Em 1976, o escritor norte-americano Alex Haley, de raça negra, publicou uma obra que se tornou rapidamente best-seller: "Roots" - Raízes. Haley foi militar, serviu na Marinha norte-americana e, quando passou para a reserva, aos 37 anos de idade, estabeleceu-se como jornalista e escritor razoavelmente bem sucedido.
Haley recordava-se da tradição oral existente na sua família, a ele transmitida por algumas tias velhas que se lembravam de terem ouvido contar que um ancestral da família fora capturado na África, quando se afastara da aldeia nativa para cortar um tronco de árvore e fabricar um tambor. A tradição oral da família conservava o nome africano desse ancestral - Kunta Kinte -, o seu nome adotado nos Estados Unidos - Toby -, os nomes dos primeiros senhores que o escravo Kunta Kinte-Toby teve na América, algumas palavras e expressões do idioma africano, passados de geração em geração, e a lembrança de alguns poucos episódios da vida desse escravo.
A partir desses dados fragmentários e graças a uma bolsa que recebeu da editora do Reader's Digest, Haley pôde se dedicar à busca de suas raízes. Fez viagens à África, à Inglaterra, a diversos pontos dos Estados Unidos, consultou especialistas, arquivos, jornais da época em que os vários fatos se passaram. No total, pesquisou em 57 arquivos ou bibliotecas de três continentes, e levou, na pesquisa e na redação do livro, nada menos que 12 anos.
Inicialmente, graças a especialistas em idiomas africanos, ele conseguiu localizar o grupo linguístico a que correspondiam as palavras e expressões africanas de que se conservara a lembrança; conseguiu depois situar aproximativamente a região de onde deveria provir seu ancestral - as margens do rio Gâmbia - e, viajando para a Gâmbia, soube que Kinte era um nome muito frequente em duas aldeias do interior do país, as quais, segundo a tradição oral, haviam sido fundadas séculos atrás por dois irmãos, membros de um mesmo clã.
Haley procurou essas aldeias e, numa delas, teve uma longa conversação, por meio de um intérprete, com um griot. Os griots são cantadores que, de memória e por tradição oral, cantam a história das aldeias, dos clãs negros, das sucessivas gerações de seus moradores. Cada griot tem discípulos que ouvem a cantoria do mestre, aprendem-na de cor, e passam para a frente aquele precioso repositório de tradição não escrita. Quando um griot morre sem deixar discípulos é como se um arquivo inteiro tivesse sido destruído por um incêndio.

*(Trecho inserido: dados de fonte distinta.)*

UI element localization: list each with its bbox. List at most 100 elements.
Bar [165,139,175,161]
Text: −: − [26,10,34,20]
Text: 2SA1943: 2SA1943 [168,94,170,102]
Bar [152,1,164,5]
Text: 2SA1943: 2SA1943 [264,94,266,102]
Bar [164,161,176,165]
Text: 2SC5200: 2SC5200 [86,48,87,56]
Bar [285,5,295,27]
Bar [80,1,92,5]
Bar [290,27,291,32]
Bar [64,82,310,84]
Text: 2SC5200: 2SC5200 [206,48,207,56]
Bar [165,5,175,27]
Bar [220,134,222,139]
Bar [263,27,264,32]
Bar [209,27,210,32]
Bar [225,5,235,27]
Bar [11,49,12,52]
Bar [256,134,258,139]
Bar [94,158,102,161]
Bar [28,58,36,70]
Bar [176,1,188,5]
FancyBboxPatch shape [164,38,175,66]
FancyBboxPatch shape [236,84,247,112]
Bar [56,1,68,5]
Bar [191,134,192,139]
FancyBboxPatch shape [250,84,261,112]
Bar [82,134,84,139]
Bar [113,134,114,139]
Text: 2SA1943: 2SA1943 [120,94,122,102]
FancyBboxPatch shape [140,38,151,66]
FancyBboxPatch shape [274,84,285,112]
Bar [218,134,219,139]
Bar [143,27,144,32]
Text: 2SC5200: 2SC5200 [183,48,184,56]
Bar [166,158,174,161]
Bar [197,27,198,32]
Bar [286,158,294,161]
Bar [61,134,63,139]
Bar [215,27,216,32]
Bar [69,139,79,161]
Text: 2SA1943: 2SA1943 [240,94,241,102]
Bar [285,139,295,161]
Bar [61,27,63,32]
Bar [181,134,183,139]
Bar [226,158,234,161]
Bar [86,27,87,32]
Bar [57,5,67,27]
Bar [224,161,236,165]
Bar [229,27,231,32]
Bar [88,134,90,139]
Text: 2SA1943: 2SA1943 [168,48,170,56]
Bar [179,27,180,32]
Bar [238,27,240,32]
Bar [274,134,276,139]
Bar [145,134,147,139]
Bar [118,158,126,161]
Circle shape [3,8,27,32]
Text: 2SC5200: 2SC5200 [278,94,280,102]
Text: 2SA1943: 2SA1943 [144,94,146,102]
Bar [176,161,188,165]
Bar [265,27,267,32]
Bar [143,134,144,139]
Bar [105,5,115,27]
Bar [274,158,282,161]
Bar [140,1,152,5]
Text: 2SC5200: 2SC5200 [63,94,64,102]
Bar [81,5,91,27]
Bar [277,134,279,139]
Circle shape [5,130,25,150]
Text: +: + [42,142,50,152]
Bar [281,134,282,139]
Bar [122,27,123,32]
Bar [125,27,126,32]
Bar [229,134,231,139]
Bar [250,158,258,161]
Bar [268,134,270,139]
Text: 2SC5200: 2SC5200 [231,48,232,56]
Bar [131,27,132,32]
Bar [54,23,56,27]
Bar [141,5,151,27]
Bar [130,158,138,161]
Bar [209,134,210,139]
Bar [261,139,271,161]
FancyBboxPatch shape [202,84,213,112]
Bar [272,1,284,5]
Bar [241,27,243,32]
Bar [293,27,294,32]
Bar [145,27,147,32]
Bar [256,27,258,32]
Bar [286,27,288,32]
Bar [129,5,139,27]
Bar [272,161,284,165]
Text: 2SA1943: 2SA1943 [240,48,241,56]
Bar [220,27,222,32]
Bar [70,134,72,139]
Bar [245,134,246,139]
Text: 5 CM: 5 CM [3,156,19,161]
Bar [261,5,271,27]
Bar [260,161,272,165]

O griot consultado por Haley, após horas rememorando a história dos Kintes de passadas eras, chegou a um ponto em que, "quando os soldados do rei branco chegaram", um jovem, chamado Kunta, tendo saído para derrubar uma árvore a fim de fazer um tambor, desaparecera. Haley, emocionado, somente então abriu seu caderninho de notas cuidadosamente catalogadas, e mostrou que aquilo coincidia exatamente com o ponto inicial de sua pesquisa, ou seja o que ouvira das velhas tias. Quando traduziram para o griot o que dizia o norte-americano, o bardo abriu um largo sorriso. Houve então uma espécie de cerimônia, com danças tradicionais, e o distante membro do clã Kinte foi solenemente reintroduzido na sociedade tribal à qual sua família, embora distante, jamais deixara de pertencer. É o momento mais emocionante do livro.
Posteriormente, com base em registros da marinha inglesa e dos censos norte-americanos, Haley conseguiu documentar o histórico de sete gerações de sua família, desde Kunta Kinte até ele próprio, e escreveu um livro um tanto romanceado sobre as aventuras de seu pentavô.
Esse livro fez um sucesso extraordinário e teve inúmeras edições, em muitas línguas. No Brasil, foi publicado pela Record com o título de "Negras Raízes". Já em 1977 foi transformado em filme e depois em seriado de televisão. Na TV norte-americana, imediatamente se tornou recordista absoluto de audiência, conseguindo 130 milhões de telespectadores. Tanto o livro quanto o filme receberam diversos prêmios.
Embora haja quem pense que em Raízes o elemento ficção prepondere bastante sobre o elemento pesquisa genealógica, o fato é que esse livro contribuiu muito para despertar, em inúmeras pessoas, o gosto pela pesquisa das próprias raízes ancestrais.
Armando Alexandre dos Santos é doutor na área de Filosofia e Letras, membro da Academia Piracicabana de Letras e do IHGP.